Doctors are increasingly turning to monoclonal antibody drugs to treat high-risk patients who become ill with Covid-19. The WSJ examines how therapies work and why they are important in saving lives. Illustration: Jacob Reynolds / WSJ

As of August 1, Florida has accounted for nearly a fifth of all Covid-19 deaths in the United States, according to Jason Salemi, epidemiologist and associate professor at the College of Public Health at the University of South Florida, who maintains a dashboard of Florida data. Until August 1, the state accounted for between 6% and 7% of deaths from Covid-19 in the United States, he said.

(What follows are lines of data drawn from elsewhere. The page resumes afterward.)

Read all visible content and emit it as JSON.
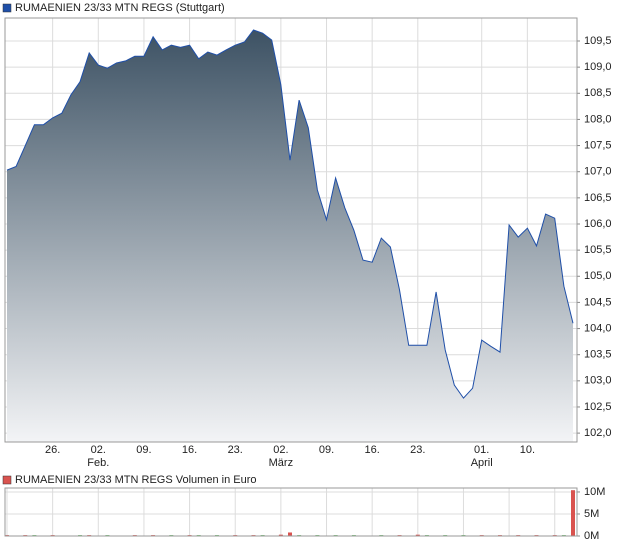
{
  "chart_data": [
    {
      "type": "area",
      "series": [
        {
          "name": "RUMAENIEN 23/33 MTN REGS (Stuttgart)",
          "color": "#1f4fa8",
          "values": [
            107.03,
            107.1,
            107.5,
            107.9,
            107.9,
            108.03,
            108.12,
            108.47,
            108.72,
            109.27,
            109.04,
            108.98,
            109.08,
            109.12,
            109.21,
            109.21,
            109.58,
            109.33,
            109.42,
            109.38,
            109.42,
            109.16,
            109.29,
            109.23,
            109.33,
            109.42,
            109.48,
            109.71,
            109.65,
            109.52,
            108.66,
            107.22,
            108.37,
            107.84,
            106.65,
            106.08,
            106.88,
            106.31,
            105.88,
            105.31,
            105.27,
            105.73,
            105.56,
            104.74,
            103.68,
            103.68,
            103.68,
            104.7,
            103.59,
            102.92,
            102.67,
            102.86,
            103.78,
            103.66,
            103.55,
            105.98,
            105.75,
            105.92,
            105.58,
            106.19,
            106.11,
            104.81,
            104.1
          ]
        }
      ],
      "categories": [
        null,
        null,
        null,
        null,
        null,
        "26.",
        null,
        null,
        null,
        null,
        "02.",
        null,
        null,
        null,
        null,
        "09.",
        null,
        null,
        null,
        null,
        "16.",
        null,
        null,
        null,
        null,
        "23.",
        null,
        null,
        null,
        null,
        "02.",
        null,
        null,
        null,
        null,
        "09.",
        null,
        null,
        null,
        null,
        "16.",
        null,
        null,
        null,
        null,
        "23.",
        null,
        null,
        null,
        null,
        null,
        null,
        "01.",
        null,
        null,
        null,
        null,
        "10.",
        null,
        null,
        null,
        null,
        null
      ],
      "month_labels": [
        null,
        null,
        null,
        null,
        null,
        null,
        null,
        null,
        null,
        null,
        "Feb.",
        null,
        null,
        null,
        null,
        null,
        null,
        null,
        null,
        null,
        null,
        null,
        null,
        null,
        null,
        null,
        null,
        null,
        null,
        null,
        "März",
        null,
        null,
        null,
        null,
        null,
        null,
        null,
        null,
        null,
        null,
        null,
        null,
        null,
        null,
        null,
        null,
        null,
        null,
        null,
        null,
        null,
        "April",
        null,
        null,
        null,
        null,
        null,
        null,
        null,
        null,
        null,
        null
      ],
      "ylim": [
        101.83,
        109.94
      ],
      "yticks": [
        {
          "value": 102.0,
          "label": "102,0"
        },
        {
          "value": 102.5,
          "label": "102,5"
        },
        {
          "value": 103.0,
          "label": "103,0"
        },
        {
          "value": 103.5,
          "label": "103,5"
        },
        {
          "value": 104.0,
          "label": "104,0"
        },
        {
          "value": 104.5,
          "label": "104,5"
        },
        {
          "value": 105.0,
          "label": "105,0"
        },
        {
          "value": 105.5,
          "label": "105,5"
        },
        {
          "value": 106.0,
          "label": "106,0"
        },
        {
          "value": 106.5,
          "label": "106,5"
        },
        {
          "value": 107.0,
          "label": "107,0"
        },
        {
          "value": 107.5,
          "label": "107,5"
        },
        {
          "value": 108.0,
          "label": "108,0"
        },
        {
          "value": 108.5,
          "label": "108,5"
        },
        {
          "value": 109.0,
          "label": "109,0"
        },
        {
          "value": 109.5,
          "label": "109,5"
        }
      ],
      "grid": true,
      "fill_top": "#3d5264",
      "fill_bottom": "#f3f4f6"
    },
    {
      "type": "bar",
      "series": [
        {
          "name": "RUMAENIEN 23/33 MTN REGS Volumen in Euro",
          "color": "#d9534f",
          "values": [
            0.2,
            0.1,
            0.2,
            0.2,
            0.1,
            0.2,
            0.1,
            0.1,
            0.2,
            0.2,
            0.1,
            0.2,
            0.1,
            0.1,
            0.2,
            0.1,
            0.2,
            0.1,
            0.2,
            0.1,
            0.2,
            0.2,
            0.1,
            0.2,
            0.1,
            0.2,
            0.1,
            0.2,
            0.2,
            0.1,
            0.3,
            0.8,
            0.2,
            0.1,
            0.2,
            0.1,
            0.2,
            0.1,
            0.2,
            0.1,
            0.1,
            0.2,
            0.1,
            0.2,
            0.1,
            0.3,
            0.2,
            0.1,
            0.2,
            0.1,
            0.2,
            0.1,
            0.2,
            0.1,
            0.2,
            0.1,
            0.2,
            0.1,
            0.2,
            0.1,
            0.2,
            0.2,
            10.4
          ],
          "bar_colors": [
            "#d9534f",
            "#5cb85c",
            "#d9534f",
            "#5cb85c",
            "#5cb85c",
            "#d9534f",
            "#5cb85c",
            "#d9534f",
            "#5cb85c",
            "#d9534f",
            "#d9534f",
            "#5cb85c",
            "#d9534f",
            "#5cb85c",
            "#d9534f",
            "#5cb85c",
            "#d9534f",
            "#5cb85c",
            "#5cb85c",
            "#d9534f",
            "#d9534f",
            "#5cb85c",
            "#d9534f",
            "#5cb85c",
            "#d9534f",
            "#d9534f",
            "#5cb85c",
            "#d9534f",
            "#5cb85c",
            "#d9534f",
            "#d9534f",
            "#d9534f",
            "#5cb85c",
            "#d9534f",
            "#5cb85c",
            "#d9534f",
            "#5cb85c",
            "#d9534f",
            "#5cb85c",
            "#d9534f",
            "#d9534f",
            "#5cb85c",
            "#d9534f",
            "#d9534f",
            "#5cb85c",
            "#d9534f",
            "#5cb85c",
            "#d9534f",
            "#5cb85c",
            "#d9534f",
            "#5cb85c",
            "#d9534f",
            "#d9534f",
            "#5cb85c",
            "#d9534f",
            "#5cb85c",
            "#d9534f",
            "#5cb85c",
            "#d9534f",
            "#5cb85c",
            "#d9534f",
            "#5cb85c",
            "#d9534f"
          ]
        }
      ],
      "ylim": [
        0,
        10.9
      ],
      "yticks": [
        {
          "value": 0,
          "label": "0M"
        },
        {
          "value": 5,
          "label": "5M"
        },
        {
          "value": 10,
          "label": "10M"
        }
      ],
      "grid": true
    }
  ]
}
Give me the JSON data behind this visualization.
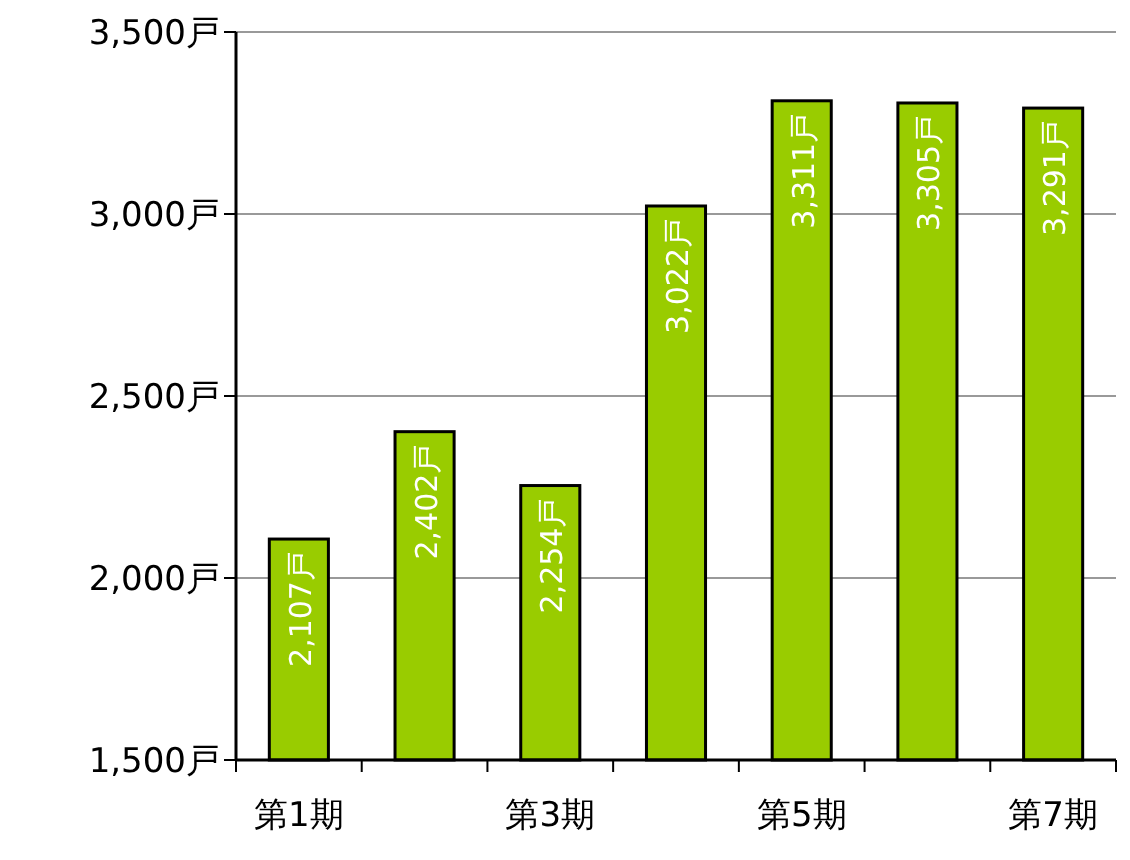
{
  "chart_data": {
    "type": "bar",
    "categories": [
      "第1期",
      null,
      "第3期",
      null,
      "第5期",
      null,
      "第7期"
    ],
    "values": [
      2107,
      2402,
      2254,
      3022,
      3311,
      3305,
      3291
    ],
    "value_labels": [
      "2,107戸",
      "2,402戸",
      "2,254戸",
      "3,022戸",
      "3,311戸",
      "3,305戸",
      "3,291戸"
    ],
    "color": "#99cc00",
    "ylim": [
      1500,
      3500
    ],
    "yticks": [
      {
        "value": 1500,
        "label": "1,500戸"
      },
      {
        "value": 2000,
        "label": "2,000戸"
      },
      {
        "value": 2500,
        "label": "2,500戸"
      },
      {
        "value": 3000,
        "label": "3,000戸"
      },
      {
        "value": 3500,
        "label": "3,500戸"
      }
    ],
    "grid": "y"
  }
}
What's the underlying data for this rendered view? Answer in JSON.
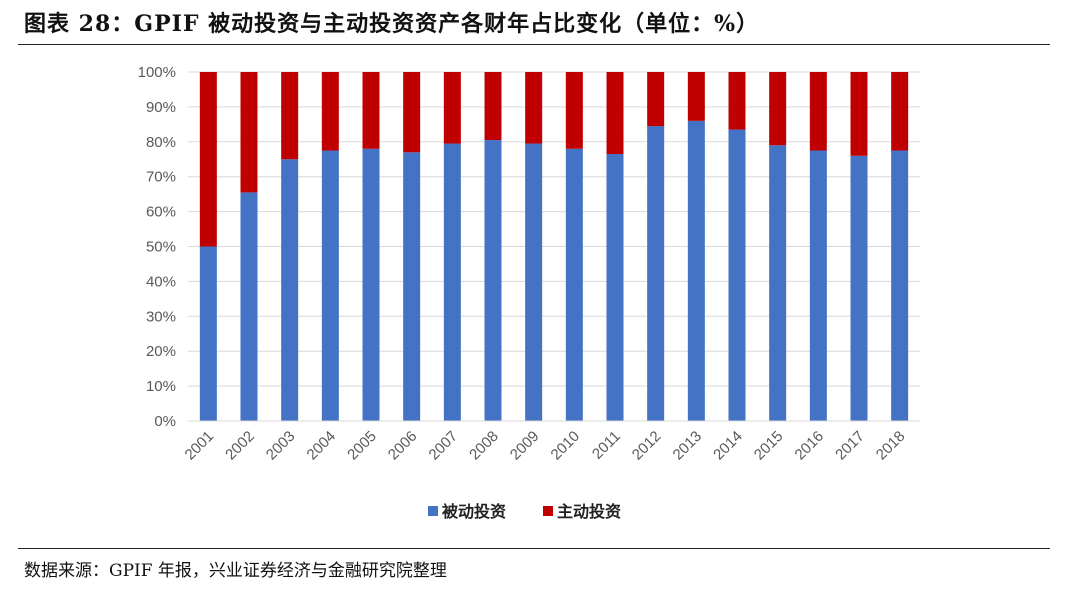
{
  "title": "图表 28：GPIF 被动投资与主动投资资产各财年占比变化（单位：%）",
  "source": "数据来源：GPIF 年报，兴业证券经济与金融研究院整理",
  "chart_data": {
    "type": "bar",
    "stacked": true,
    "categories": [
      "2001",
      "2002",
      "2003",
      "2004",
      "2005",
      "2006",
      "2007",
      "2008",
      "2009",
      "2010",
      "2011",
      "2012",
      "2013",
      "2014",
      "2015",
      "2016",
      "2017",
      "2018"
    ],
    "series": [
      {
        "name": "被动投资",
        "color": "#4472C4",
        "values": [
          50,
          65.5,
          75,
          77.5,
          78,
          77,
          79.5,
          80.5,
          79.5,
          78,
          76.5,
          84.5,
          86,
          83.5,
          79,
          77.5,
          76,
          77.5
        ]
      },
      {
        "name": "主动投资",
        "color": "#C00000",
        "values": [
          50,
          34.5,
          25,
          22.5,
          22,
          23,
          20.5,
          19.5,
          20.5,
          22,
          23.5,
          15.5,
          14,
          16.5,
          21,
          22.5,
          24,
          22.5
        ]
      }
    ],
    "yticks": [
      "0%",
      "10%",
      "20%",
      "30%",
      "40%",
      "50%",
      "60%",
      "70%",
      "80%",
      "90%",
      "100%"
    ],
    "ylim": [
      0,
      100
    ],
    "grid": true,
    "legend": "bottom"
  }
}
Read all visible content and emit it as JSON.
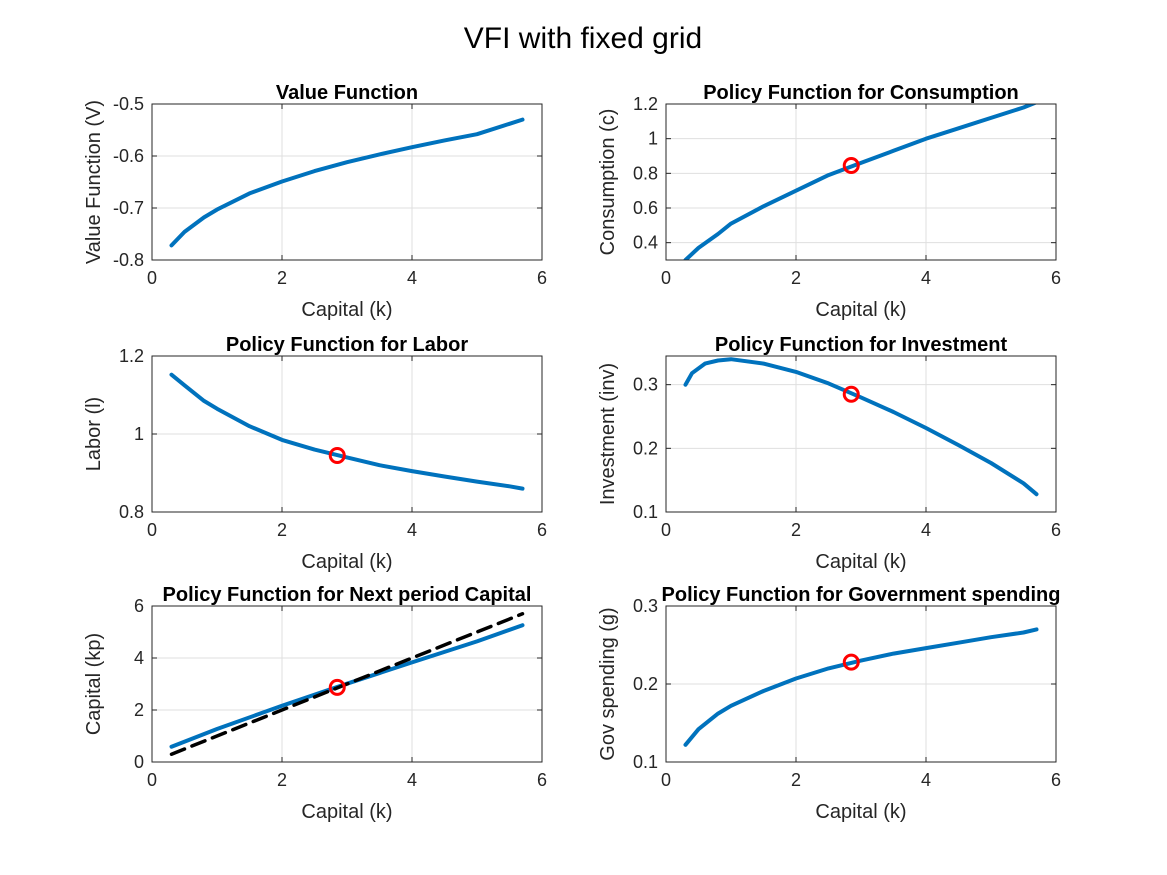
{
  "figure": {
    "title": "VFI with fixed grid"
  },
  "colors": {
    "line": "#0072BD",
    "marker": "#ff0000",
    "reference": "#000000",
    "grid": "#dfdfdf",
    "axis": "#262626"
  },
  "chart_data": [
    {
      "type": "line",
      "title": "Value Function",
      "xlabel": "Capital (k)",
      "ylabel": "Value Function (V)",
      "xlim": [
        0,
        6
      ],
      "ylim": [
        -0.8,
        -0.5
      ],
      "xticks": [
        0,
        2,
        4,
        6
      ],
      "yticks": [
        -0.8,
        -0.7,
        -0.6,
        -0.5
      ],
      "grid": true,
      "series": [
        {
          "style": "solid",
          "x": [
            0.3,
            0.5,
            0.8,
            1.0,
            1.5,
            2.0,
            2.5,
            3.0,
            3.5,
            4.0,
            4.5,
            5.0,
            5.5,
            5.7
          ],
          "y": [
            -0.772,
            -0.746,
            -0.718,
            -0.703,
            -0.672,
            -0.649,
            -0.629,
            -0.612,
            -0.597,
            -0.583,
            -0.57,
            -0.558,
            -0.538,
            -0.53
          ]
        }
      ],
      "marker": null
    },
    {
      "type": "line",
      "title": "Policy Function for Consumption",
      "xlabel": "Capital (k)",
      "ylabel": "Consumption (c)",
      "xlim": [
        0,
        6
      ],
      "ylim": [
        0.3,
        1.2
      ],
      "xticks": [
        0,
        2,
        4,
        6
      ],
      "yticks": [
        0.4,
        0.6,
        0.8,
        1,
        1.2
      ],
      "grid": true,
      "series": [
        {
          "style": "solid",
          "x": [
            0.3,
            0.5,
            0.8,
            1.0,
            1.5,
            2.0,
            2.5,
            3.0,
            3.5,
            4.0,
            4.5,
            5.0,
            5.5,
            5.7
          ],
          "y": [
            0.3,
            0.37,
            0.45,
            0.51,
            0.61,
            0.7,
            0.79,
            0.86,
            0.93,
            1.0,
            1.06,
            1.12,
            1.18,
            1.21
          ]
        }
      ],
      "marker": {
        "x": 2.85,
        "y": 0.845
      }
    },
    {
      "type": "line",
      "title": "Policy Function for Labor",
      "xlabel": "Capital (k)",
      "ylabel": "Labor (l)",
      "xlim": [
        0,
        6
      ],
      "ylim": [
        0.8,
        1.2
      ],
      "xticks": [
        0,
        2,
        4,
        6
      ],
      "yticks": [
        0.8,
        1,
        1.2
      ],
      "grid": true,
      "series": [
        {
          "style": "solid",
          "x": [
            0.3,
            0.5,
            0.8,
            1.0,
            1.5,
            2.0,
            2.5,
            3.0,
            3.5,
            4.0,
            4.5,
            5.0,
            5.5,
            5.7
          ],
          "y": [
            1.152,
            1.125,
            1.085,
            1.065,
            1.02,
            0.985,
            0.96,
            0.94,
            0.92,
            0.905,
            0.891,
            0.878,
            0.866,
            0.86
          ]
        }
      ],
      "marker": {
        "x": 2.85,
        "y": 0.945
      }
    },
    {
      "type": "line",
      "title": "Policy Function for Investment",
      "xlabel": "Capital (k)",
      "ylabel": "Investment (inv)",
      "xlim": [
        0,
        6
      ],
      "ylim": [
        0.1,
        0.345
      ],
      "xticks": [
        0,
        2,
        4,
        6
      ],
      "yticks": [
        0.1,
        0.2,
        0.3
      ],
      "grid": true,
      "series": [
        {
          "style": "solid",
          "x": [
            0.3,
            0.4,
            0.6,
            0.8,
            1.0,
            1.5,
            2.0,
            2.5,
            3.0,
            3.5,
            4.0,
            4.5,
            5.0,
            5.5,
            5.7
          ],
          "y": [
            0.3,
            0.318,
            0.333,
            0.338,
            0.34,
            0.333,
            0.32,
            0.302,
            0.28,
            0.257,
            0.232,
            0.205,
            0.177,
            0.145,
            0.128
          ]
        }
      ],
      "marker": {
        "x": 2.85,
        "y": 0.285
      }
    },
    {
      "type": "line",
      "title": "Policy Function for Next period Capital",
      "xlabel": "Capital (k)",
      "ylabel": "Capital (kp)",
      "xlim": [
        0,
        6
      ],
      "ylim": [
        0,
        6
      ],
      "xticks": [
        0,
        2,
        4,
        6
      ],
      "yticks": [
        0,
        2,
        4,
        6
      ],
      "grid": true,
      "series": [
        {
          "style": "solid",
          "x": [
            0.3,
            1.0,
            2.0,
            3.0,
            4.0,
            5.0,
            5.7
          ],
          "y": [
            0.59,
            1.27,
            2.16,
            3.01,
            3.83,
            4.64,
            5.26
          ]
        },
        {
          "style": "dashed",
          "x": [
            0.3,
            5.7
          ],
          "y": [
            0.3,
            5.7
          ]
        }
      ],
      "marker": {
        "x": 2.85,
        "y": 2.87
      }
    },
    {
      "type": "line",
      "title": "Policy Function for Government spending",
      "xlabel": "Capital (k)",
      "ylabel": "Gov spending (g)",
      "xlim": [
        0,
        6
      ],
      "ylim": [
        0.1,
        0.3
      ],
      "xticks": [
        0,
        2,
        4,
        6
      ],
      "yticks": [
        0.1,
        0.2,
        0.3
      ],
      "grid": true,
      "series": [
        {
          "style": "solid",
          "x": [
            0.3,
            0.5,
            0.8,
            1.0,
            1.5,
            2.0,
            2.5,
            3.0,
            3.5,
            4.0,
            4.5,
            5.0,
            5.5,
            5.7
          ],
          "y": [
            0.122,
            0.142,
            0.162,
            0.172,
            0.191,
            0.207,
            0.22,
            0.23,
            0.239,
            0.246,
            0.253,
            0.26,
            0.266,
            0.27
          ]
        }
      ],
      "marker": {
        "x": 2.85,
        "y": 0.228
      }
    }
  ]
}
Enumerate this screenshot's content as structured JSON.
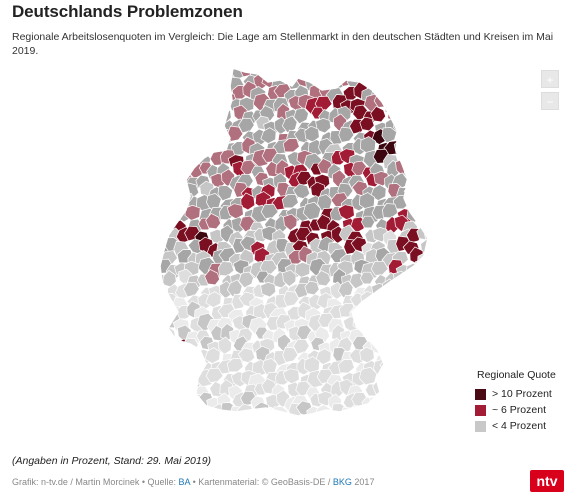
{
  "header": {
    "title": "Deutschlands Problemzonen",
    "subtitle": "Regionale Arbeitslosenquoten im Vergleich: Die Lage am Stellenmarkt in den deutschen Städten und Kreisen im Mai 2019."
  },
  "map_controls": {
    "zoom_in": "+",
    "zoom_out": "−"
  },
  "legend": {
    "title": "Regionale Quote",
    "items": [
      {
        "label": "> 10 Prozent",
        "color": "#4a0a14"
      },
      {
        "label": "~ 6 Prozent",
        "color": "#a31c36"
      },
      {
        "label": "< 4 Prozent",
        "color": "#c8c8c8"
      }
    ]
  },
  "footer": {
    "stand": "(Angaben in Prozent, Stand: 29. Mai 2019)",
    "credit_prefix": "Grafik: n-tv.de / Martin Morcinek • Quelle: ",
    "credit_source": "BA",
    "credit_middle": " • Kartenmaterial: © GeoBasis-DE / ",
    "credit_bkg": "BKG",
    "credit_suffix": " 2017",
    "logo": "ntv"
  },
  "colors": {
    "very_high": "#3d0710",
    "high": "#7a0f22",
    "mid_high": "#a31c36",
    "mid": "#b0707e",
    "low_mid": "#a6a6a6",
    "low": "#c6c6c6",
    "very_low": "#dedede",
    "lowest": "#ebebeb"
  }
}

Florida makes up about 6.5% of the U.S. population, according to U.S. Census data.

He believes that once data reporting catches up and fully covers the delta’s surge, it will show fatalities in Florida peaked in early September.

“The delta has burned the population,” he said.

There are signs, at least, that the vaccinations helped mitigate the worst outcomes during the Delta Wave, as many older people are vaccinated and the risk of death from Covid-19 increases with age. According to the Centers for Disease Control and Prevention, about 65% of the U.S. population eligible for vaccines are now fully vaccinated, but the rate exceeds 83% for people aged 65 and over.